THIS WEEK: We celebrate the kick-off of Pride Month with DC Pride 2023!
Note: the review below contain spoilers. If you want a quick, spoiler-free buy/pass recommendation on the comics in question, check out the bottom of the article for our final verdicts.
DC Pride 2023 #1
Writers: Grant Morrison, Leah Williams, Nadia Shammas, A.L. Kaplan, Josh Trujillo, Jeremy Holt, Mildred Louis, Rex Ogle, Christopher Cantwell, Nicole Maines
Artists: Hayden Sherman, Paulina Ganucheau, Bruka Jones, A.L. Kaplan, Don Aguillo, Andrew Drilon, Mildred Louis, Stephen Sadowski, Skylar Patridge, Rye Hickman
Colorists: Marissa Louise, Tamra Bonvillain, Enrica Eren Angiolini, Dearbhla Kelly, Bex Glendining
Letterers: Aditya Bidikar, Frank Cvetkovic, Lucas Gattoni, Ariana Maher, Morgan Martinez, Rusty Gladd
Cover: Mateus Manhanini
This year, more than in previous years, DC Pride is important. This year the LGBT community has been under constant, unrelenting attack across the country, with state legislators taking away our rights and freedoms while the rest of the country looks on barely noticing. We’ve seen bigots force companies to drop their support of LGBT people. Target, a company long holding to supporting the LGBT cause has decided that acquiescing to the threats of bigots is more important than offering support to the community. I fear this type of reaction will set off dominoes and the little support the community has is going to start evaporating.
This is again why DC Pride 2023 is so important. It’s an act of defiance in the face of a world that is actively hostile. The previous two DC Pride issues have been celebrations, this book is more rebellious. From the introduction by Phil Jimenez to the tribute at the end to Rachel Pollack every page of this book is about being visible, being loud, and just being here in the face of adversity. As Jimenez notes in the introduction, from a conversation he had with Kelly Sue DeConnick being queer is about a refusal to be small.
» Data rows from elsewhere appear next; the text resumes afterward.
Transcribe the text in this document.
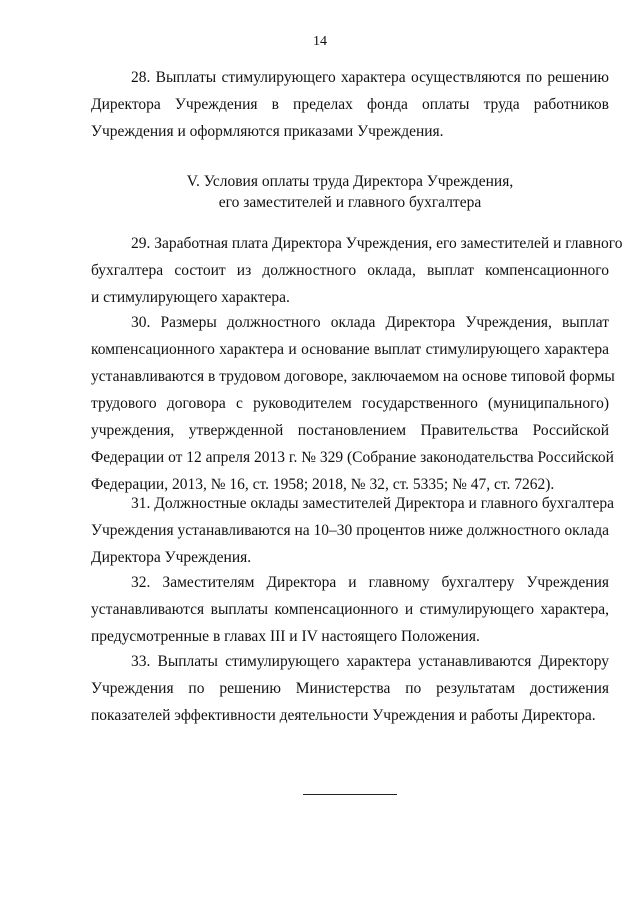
14
28. Выплаты стимулирующего характера осуществляются по решению
Директора Учреждения в пределах фонда оплаты труда работников
Учреждения и оформляются приказами Учреждения.
V. Условия оплаты труда Директора Учреждения,
его заместителей и главного бухгалтера
29. Заработная плата Директора Учреждения, его заместителей и главного
бухгалтера состоит из должностного оклада, выплат компенсационного
и стимулирующего характера.
30. Размеры должностного оклада Директора Учреждения, выплат
компенсационного характера и основание выплат стимулирующего характера
устанавливаются в трудовом договоре, заключаемом на основе типовой формы
трудового договора с руководителем государственного (муниципального)
учреждения, утвержденной постановлением Правительства Российской
Федерации от 12 апреля 2013 г. № 329 (Собрание законодательства Российской
Федерации, 2013, № 16, ст. 1958; 2018, № 32, ст. 5335; № 47, ст. 7262).
31. Должностные оклады заместителей Директора и главного бухгалтера
Учреждения устанавливаются на 10–30 процентов ниже должностного оклада
Директора Учреждения.
32. Заместителям Директора и главному бухгалтеру Учреждения
устанавливаются выплаты компенсационного и стимулирующего характера,
предусмотренные в главах III и IV настоящего Положения.
33. Выплаты стимулирующего характера устанавливаются Директору
Учреждения по решению Министерства по результатам достижения
показателей эффективности деятельности Учреждения и работы Директора.
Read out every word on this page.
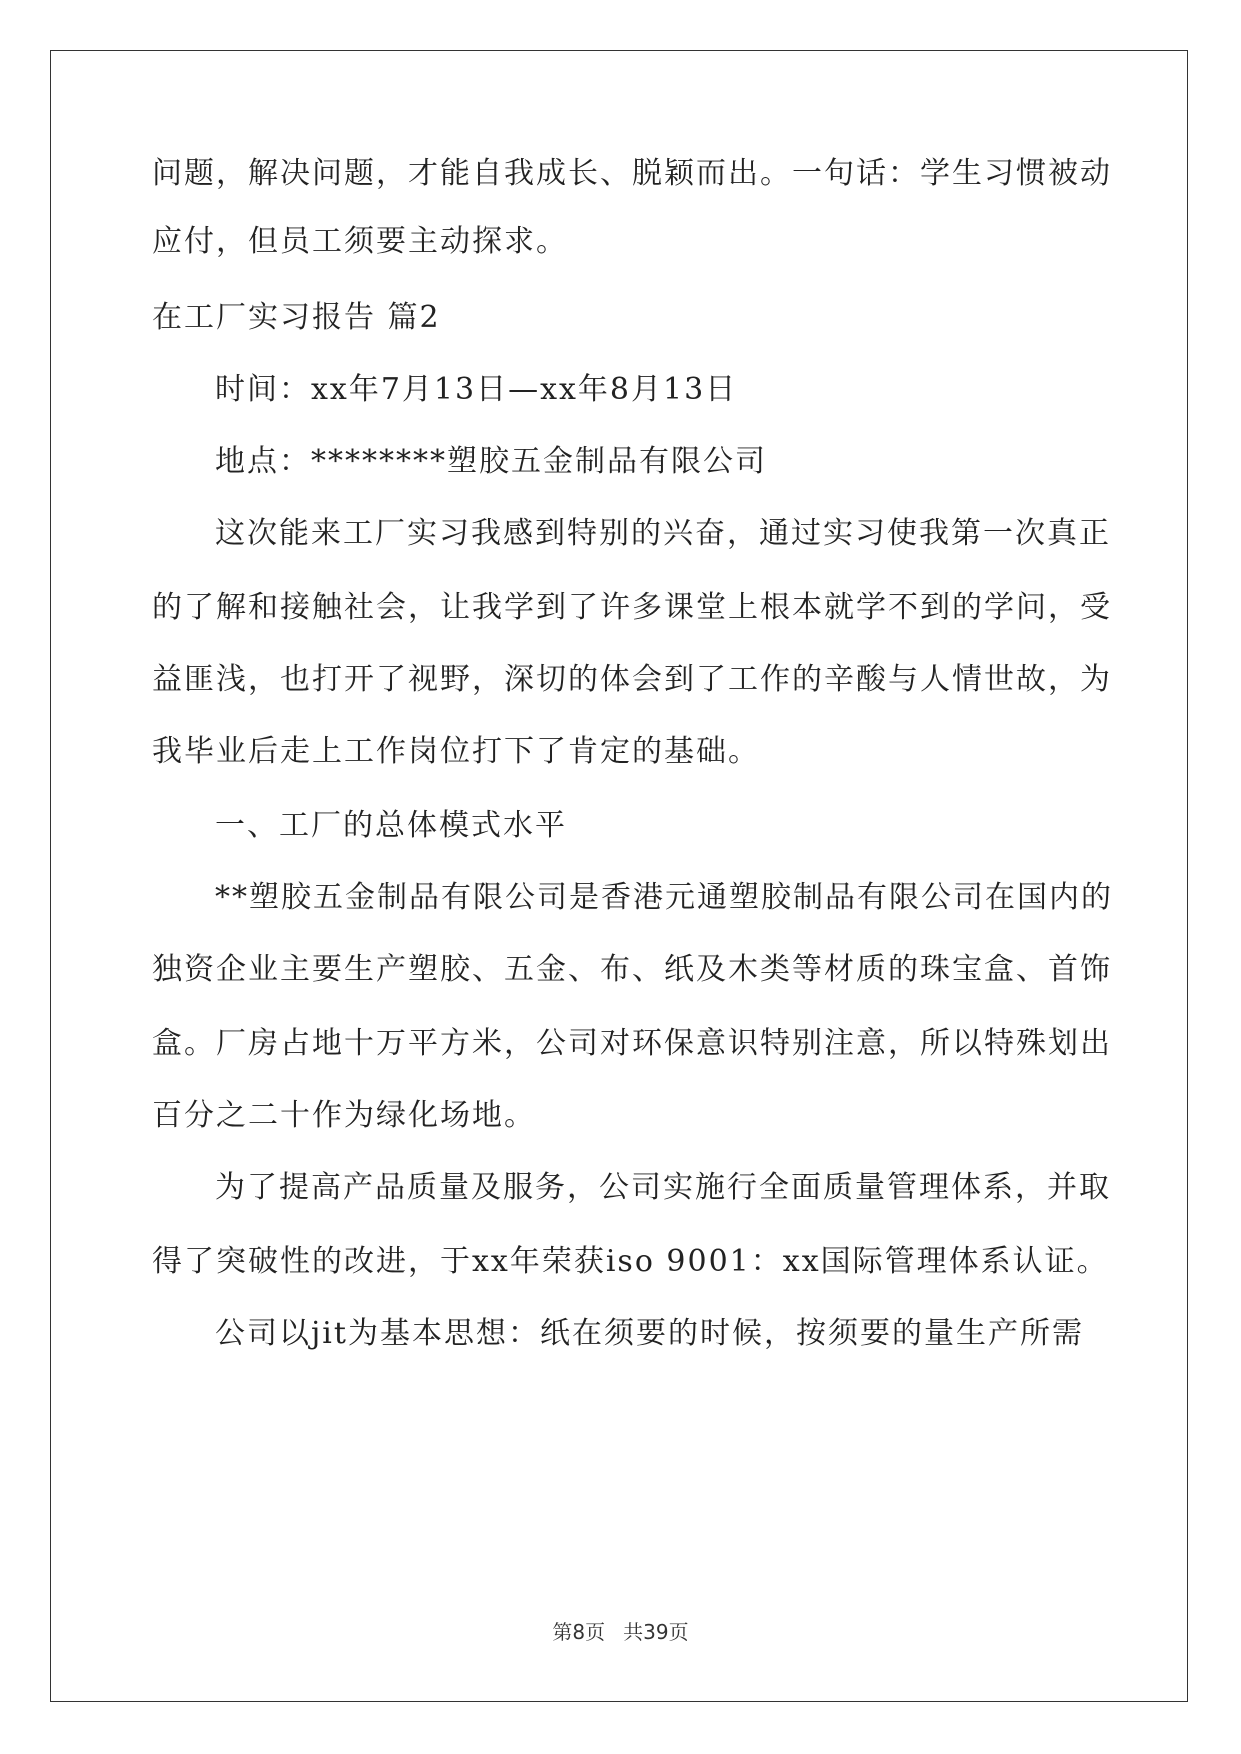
问题，解决问题，才能自我成长、脱颖而出。一句话：学生习惯被动
应付，但员工须要主动探求。
在工厂实习报告 篇2
时间：xx年7月13日—xx年8月13日
地点：********塑胶五金制品有限公司
这次能来工厂实习我感到特别的兴奋，通过实习使我第一次真正
的了解和接触社会，让我学到了许多课堂上根本就学不到的学问，受
益匪浅，也打开了视野，深切的体会到了工作的辛酸与人情世故，为
我毕业后走上工作岗位打下了肯定的基础。
一、工厂的总体模式水平
**塑胶五金制品有限公司是香港元通塑胶制品有限公司在国内的
独资企业主要生产塑胶、五金、布、纸及木类等材质的珠宝盒、首饰
盒。厂房占地十万平方米，公司对环保意识特别注意，所以特殊划出
百分之二十作为绿化场地。
为了提高产品质量及服务，公司实施行全面质量管理体系，并取
得了突破性的改进，于xx年荣获iso 9001：xx国际管理体系认证。
公司以jit为基本思想：纸在须要的时候，按须要的量生产所需
第8页 共39页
One thing that DC Pride 2023 does is to continue the trend of these issues of making sure to highlight different queer talents than the year previous. This is a nice way to showcase that there are more queer writers and artists than people think, and really highlights our role in the industry.
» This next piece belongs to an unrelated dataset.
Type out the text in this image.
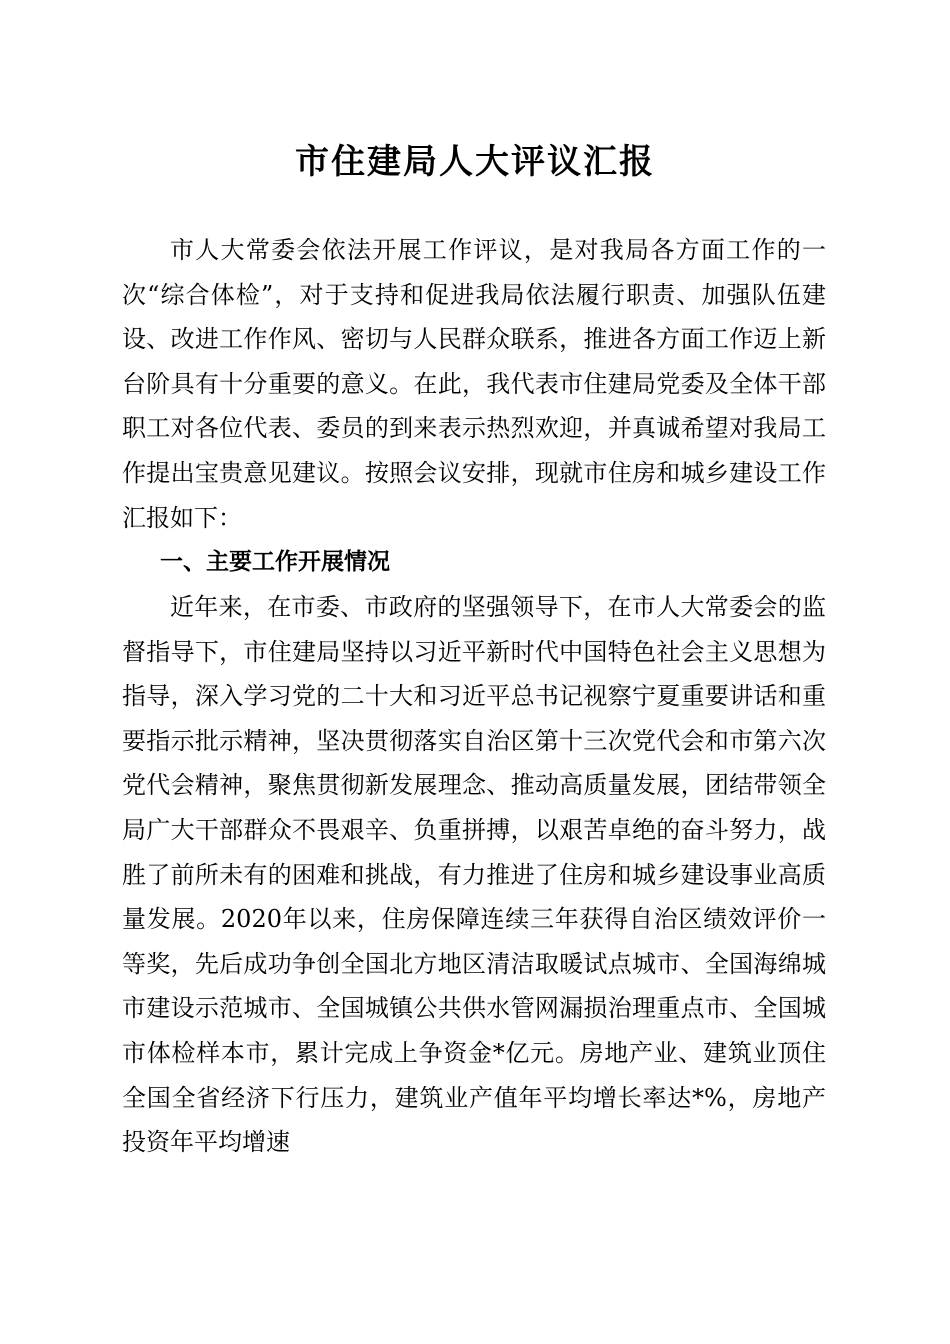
市住建局人大评议汇报

市人大常委会依法开展工作评议，是对我局各方面工作的一次“综合体检”，对于支持和促进我局依法履行职责、加强队伍建设、改进工作作风、密切与人民群众联系，推进各方面工作迈上新台阶具有十分重要的意义。在此，我代表市住建局党委及全体干部职工对各位代表、委员的到来表示热烈欢迎，并真诚希望对我局工作提出宝贵意见建议。按照会议安排，现就市住房和城乡建设工作汇报如下：

一、主要工作开展情况

近年来，在市委、市政府的坚强领导下，在市人大常委会的监督指导下，市住建局坚持以习近平新时代中国特色社会主义思想为指导，深入学习党的二十大和习近平总书记视察宁夏重要讲话和重要指示批示精神，坚决贯彻落实自治区第十三次党代会和市第六次党代会精神，聚焦贯彻新发展理念、推动高质量发展，团结带领全局广大干部群众不畏艰辛、负重拼搏，以艰苦卓绝的奋斗努力，战胜了前所未有的困难和挑战，有力推进了住房和城乡建设事业高质量发展。2020年以来，住房保障连续三年获得自治区绩效评价一等奖，先后成功争创全国北方地区清洁取暖试点城市、全国海绵城市建设示范城市、全国城镇公共供水管网漏损治理重点市、全国城市体检样本市，累计完成上争资金*亿元。房地产业、建筑业顶住全国全省经济下行压力，建筑业产值年平均增长率达*%，房地产投资年平均增速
Notably, this year’s issue leads off with a story from Grant Morrison, Hayden Sherman, Marissa Louise, and Aditya Bidikar. It’s nice to see Morrison included in one of these specials, because while they’ve been out as nonbinary for a few years now, they haven’t really been vocal about it. The story itself is set in the wider multiverse, Earth 36, where the universe’s Flash and Green Lantern analogs (Flashlight and Red Racer) are in a relationship. It was a story of overcoming grief with the power of love and made all the better by Marissa Louise’s vibrant color palette.
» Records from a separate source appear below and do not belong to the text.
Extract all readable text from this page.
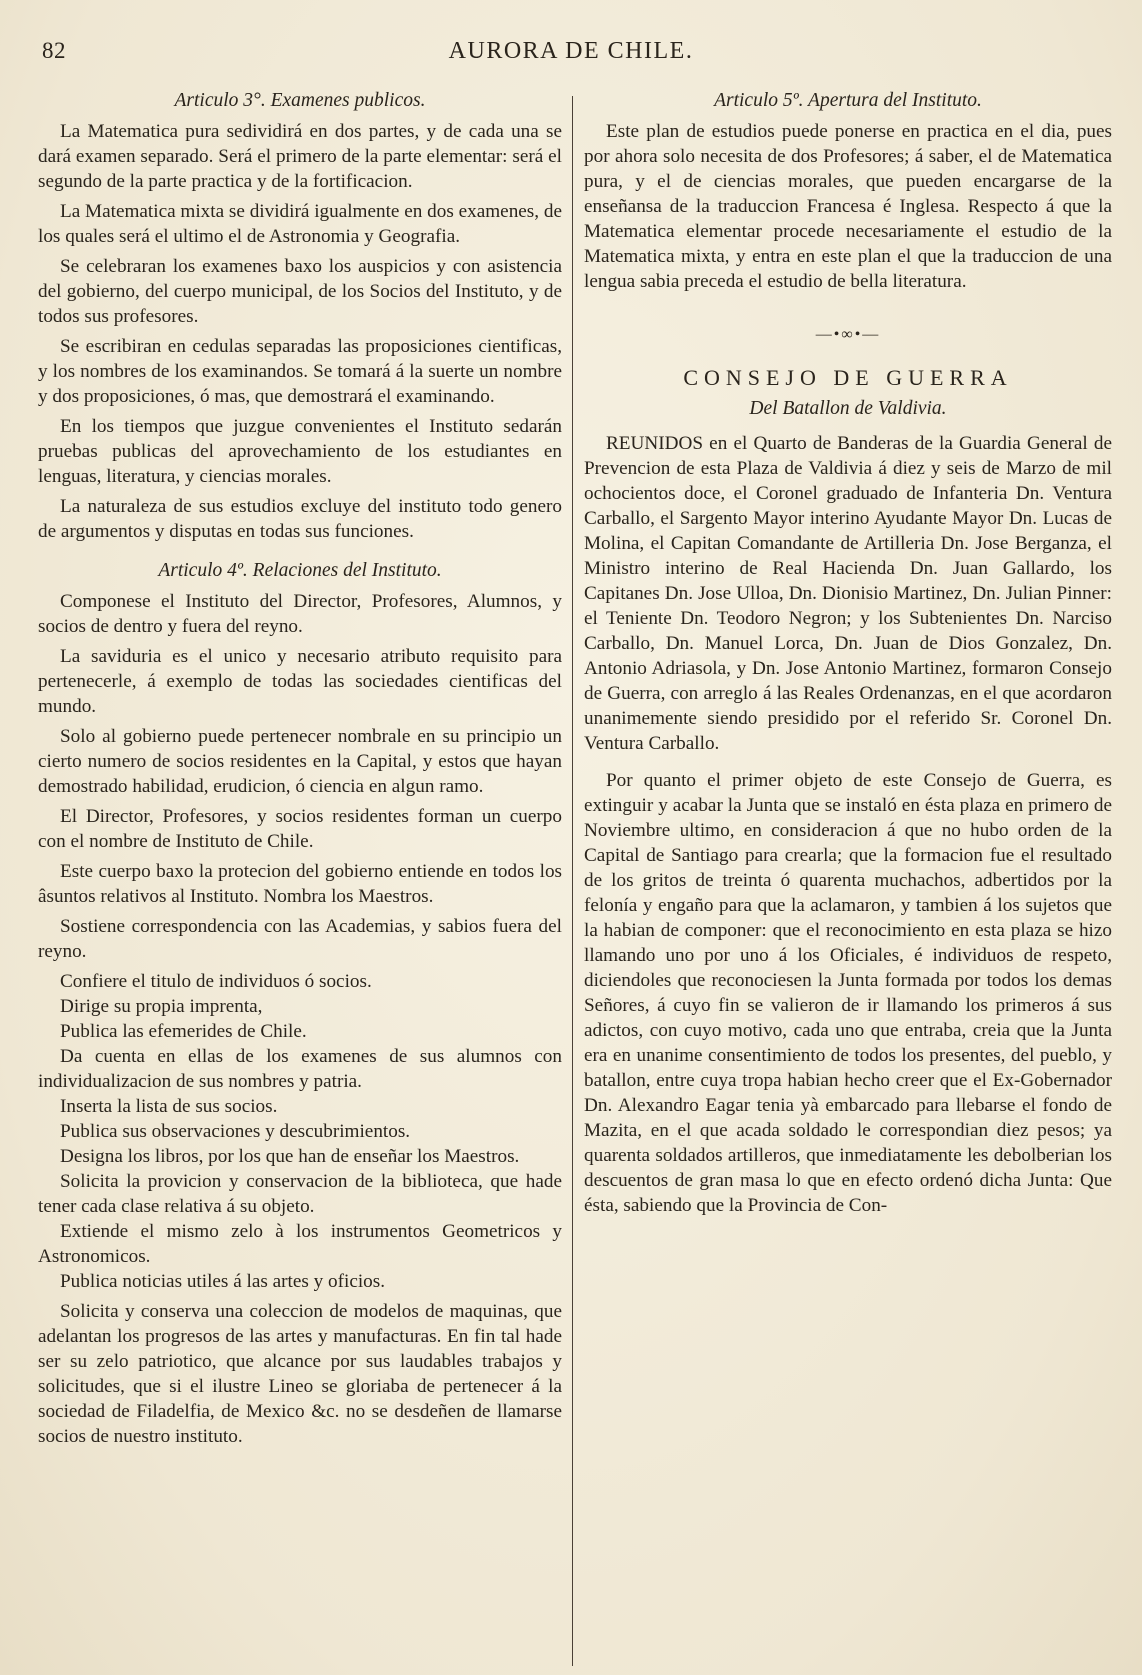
82	AURORA DE CHILE.
Articulo 3°. Examenes publicos.

La Matematica pura sedividirá en dos partes, y de cada una se dará examen separado. Será el primero de la parte elementar: será el segundo de la parte practica y de la fortificacion.

La Matematica mixta se dividirá igualmente en dos examenes, de los quales será el ultimo el de Astronomia y Geografia.

Se celebraran los examenes baxo los auspicios y con asistencia del gobierno, del cuerpo municipal, de los Socios del Instituto, y de todos sus profesores.

Se escribiran en cedulas separadas las proposiciones cientificas, y los nombres de los examinandos. Se tomará á la suerte un nombre y dos proposiciones, ó mas, que demostrará el examinando.

En los tiempos que juzgue convenientes el Instituto sedarán pruebas publicas del aprovechamiento de los estudiantes en lenguas, literatura, y ciencias morales.

La naturaleza de sus estudios excluye del instituto todo genero de argumentos y disputas en todas sus funciones.

Articulo 4º. Relaciones del Instituto.

Componese el Instituto del Director, Profesores, Alumnos, y socios de dentro y fuera del reyno.

La saviduria es el unico y necesario atributo requisito para pertenecerle, á exemplo de todas las sociedades cientificas del mundo.

Solo al gobierno puede pertenecer nombrale en su principio un cierto numero de socios residentes en la Capital, y estos que hayan demostrado habilidad, erudicion, ó ciencia en algun ramo.

El Director, Profesores, y socios residentes forman un cuerpo con el nombre de Instituto de Chile.

Este cuerpo baxo la protecion del gobierno entiende en todos los âsuntos relativos al Instituto. Nombra los Maestros.

Sostiene correspondencia con las Academias, y sabios fuera del reyno.

Confiere el titulo de individuos ó socios.
Dirige su propia imprenta,
Publica las efemerides de Chile.
Da cuenta en ellas de los examenes de sus alumnos con individualizacion de sus nombres y patria.
Inserta la lista de sus socios.
Publica sus observaciones y descubrimientos.
Designa los libros, por los que han de enseñar los Maestros.
Solicita la provicion y conservacion de la biblioteca, que hade tener cada clase relativa á su objeto.
Extiende el mismo zelo à los instrumentos Geometricos y Astronomicos.
Publica noticias utiles á las artes y oficios.

Solicita y conserva una coleccion de modelos de maquinas, que adelantan los progresos de las artes y manufacturas. En fin tal hade ser su zelo patriotico, que alcance por sus laudables trabajos y solicitudes, que si el ilustre Lineo se gloriaba de pertenecer á la sociedad de Filadelfia, de Mexico &c. no se desdeñen de llamarse socios de nuestro instituto.

Articulo 5º. Apertura del Instituto.

Este plan de estudios puede ponerse en practica en el dia, pues por ahora solo necesita de dos Profesores; á saber, el de Matematica pura, y el de ciencias morales, que pueden encargarse de la enseñansa de la traduccion Francesa é Inglesa. Respecto á que la Matematica elementar procede necesariamente el estudio de la Matematica mixta, y entra en este plan el que la traduccion de una lengua sabia preceda el estudio de bella literatura.

—•∞•—
CONSEJO DE GUERRA
Del Batallon de Valdivia.

REUNIDOS en el Quarto de Banderas de la Guardia General de Prevencion de esta Plaza de Valdivia á diez y seis de Marzo de mil ochocientos doce, el Coronel graduado de Infanteria Dn. Ventura Carballo, el Sargento Mayor interino Ayudante Mayor Dn. Lucas de Molina, el Capitan Comandante de Artilleria Dn. Jose Berganza, el Ministro interino de Real Hacienda Dn. Juan Gallardo, los Capitanes Dn. Jose Ulloa, Dn. Dionisio Martinez, Dn. Julian Pinner: el Teniente Dn. Teodoro Negron; y los Subtenientes Dn. Narciso Carballo, Dn. Manuel Lorca, Dn. Juan de Dios Gonzalez, Dn. Antonio Adriasola, y Dn. Jose Antonio Martinez, formaron Consejo de Guerra, con arreglo á las Reales Ordenanzas, en el que acordaron unanimemente siendo presidido por el referido Sr. Coronel Dn. Ventura Carballo.

Por quanto el primer objeto de este Consejo de Guerra, es extinguir y acabar la Junta que se instaló en ésta plaza en primero de Noviembre ultimo, en consideracion á que no hubo orden de la Capital de Santiago para crearla; que la formacion fue el resultado de los gritos de treinta ó quarenta muchachos, adbertidos por la felonía y engaño para que la aclamaron, y tambien á los sujetos que la habian de componer: que el reconocimiento en esta plaza se hizo llamando uno por uno á los Oficiales, é individuos de respeto, diciendoles que reconociesen la Junta formada por todos los demas Señores, á cuyo fin se valieron de ir llamando los primeros á sus adictos, con cuyo motivo, cada uno que entraba, creia que la Junta era en unanime consentimiento de todos los presentes, del pueblo, y batallon, entre cuya tropa habian hecho creer que el Ex-Gobernador Dn. Alexandro Eagar tenia yà embarcado para llebarse el fondo de Mazita, en el que acada soldado le correspondian diez pesos; ya quarenta soldados artilleros, que inmediatamente les debolberian los descuentos de gran masa lo que en efecto ordenó dicha Junta: Que ésta, sabiendo que la Provincia de Con-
Josh Trujillo, Don Aguillo, and Lucas Gattoni provide a Midnighter and Appolo story that is all about the ways you can fight the rising tide of hatred, and boldly, on the page, makes clear that the deck is being stacked against us right now. “Protests aren’t working, the lawmakers are against us. They think we’re weak,” Midnighter declares as they face off against sign-wielding homophobes. And while Midnighter wants to fight violence with violence, Alan Scott makes an appearance to emphasize that it’s not the only way to fight. That the most important form of rebellion is to be visible, to be happy, to inspire those around us. The most powerful act of defiance is to be loud and unerasable even as they try to get rid of us.
On a less serious note, the Harley Quinn, Poison Ivy, and Crush story by Leah Williams, Paulina Ganucheau, and Frank Cvetkovic was a lighter romp that was funny and full of heart. Harley and Ivy playing mothers to a young queer is not the kind of story I expected, and yet, it’s one that felt at home here, even with the more somber feel of the rest of the issue. A big difference between my generation and previous generations of queer people, is that my generation is the first one that is starting to see a generation of queer elders. We’re just old enough that we weathered the losses of the AIDS epidemic, and now are able to see more people living their best lives into their golden years. And with that comes the ability to provide guidance for the younger generations in a way that we were never able to have ourselves. And that’s really what this Harley and Ivy story is about, it’s about finding people like you that can help you navigate through tumultuous waters. I hope everyone can find their Harley and Ivy to guide them.
Please show DC that these stories are important to keep making and buy this comic.
- It was a lighter week for DC releases, with the only other stand-out issue being the Power Girl Special by Leah Williams, Marguerite Sauvage, Marissa Louise, and Becca Carey. This is the lead-in to the upcoming ongoing series for Power Girl, and I felt like it worked fantastically as such. Most importantly though, this issue gave me back something that I have been missing for a very long time. This issue reintroduced everyone’s favorite little ball of orange terror, Streaky, the Supercat. I am so very excited to see more of that little furry tornado, I’m happy he’s along for the ride.